RNASeq - many are beginning to use in their work. Yet - methods for analyzing RNASeq hasn’t been settled. Challenge they recognize. Community resource - users can report when recipes aren’t working. Go to forum.

Q: (illumina) Data from different sources, does GenomeSpace provide info on challenges on combining different data?


Can do: put warnings. Watch out for the follow… etc. People who develop these recipes much understand the workflow fairly well so they know the gotchas.

Can’t do: cannot anticipate all the ways in which a biologist will misuse resource
People mis-use tools. Try to give enough info and warning to keep the probability low.

Q: followup: Account for differences in platforms?

A: Don’t have funding for all, but we do contact vendors.

Q: Thank you for making something more user friendly!

Q: Clinical data - do you have the security to handle this?

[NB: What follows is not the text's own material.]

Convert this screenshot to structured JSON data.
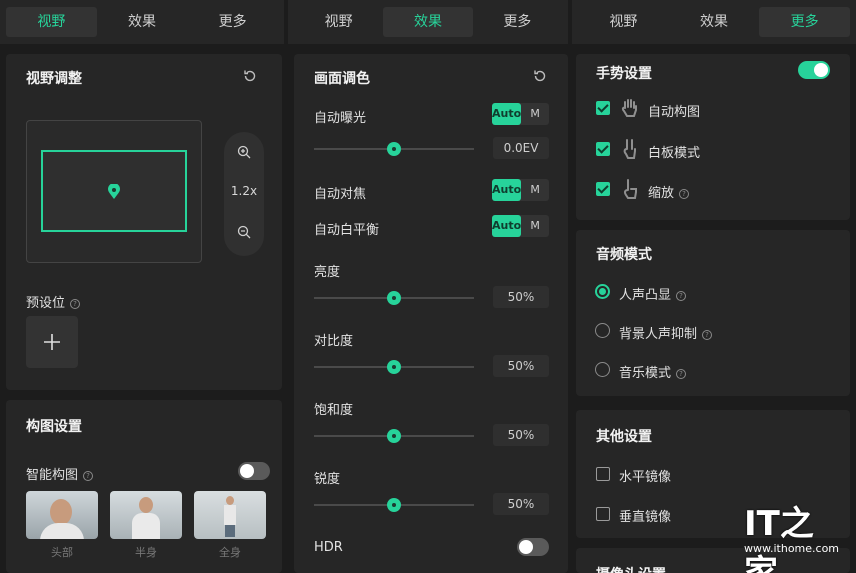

A: Security that Amazon Cloud provides. New round of funding: agreed to put warnings for ppl who are uploading data. If you have data that needs to be kept private - can use your own Amazon S3/Dropbox.

GenomeSpace does not do analysis - it’s on the tools.

Q: (IBM - Royyuru) Reproducibility - read about a tool in a paper, but can’t reproduce. Can GenomeSpace add machine readable script to run the tool?

A: Can’t go into tools themselves - lightweight. Will talk offline.

back to the speaker list →

 FGED: The Functional Genomics Data Society

 Francis Ouellette, Ontario Institute for Cancer Research, Canada

Selected on merit - not invited talk. Ron has laryngitis - Francis Ouellette is presenting slides.


The Functional Genomics Data Society (FGED) Society, founded in 1999 as the MGED Society, is a registered International Society that advocates for open access to genomic data sets and works towards providing concrete solutions to achieve this. Our mission is to be a positive agent of change in the effective sharing and reproducibility of functional genomic data. Our work on defining minimum information specifications for reporting data in functional genomics papers (e.g., MIAME) have already enabled large data sets to be used and reused to their greater potential in biological and medical research. The FGED Society seeks to promote mechanisms to improve the reviewing process of functional genomics publications. We also work with other organizations to develop standards for biological research data quality, annotation and exchange. We actively develop methods to facilitate the creation and use of software tools that build on these standards and allow researchers to annotate and share their data easily. We promote scientific discovery that is driven by biological research efforts in data integration and meta-analysis.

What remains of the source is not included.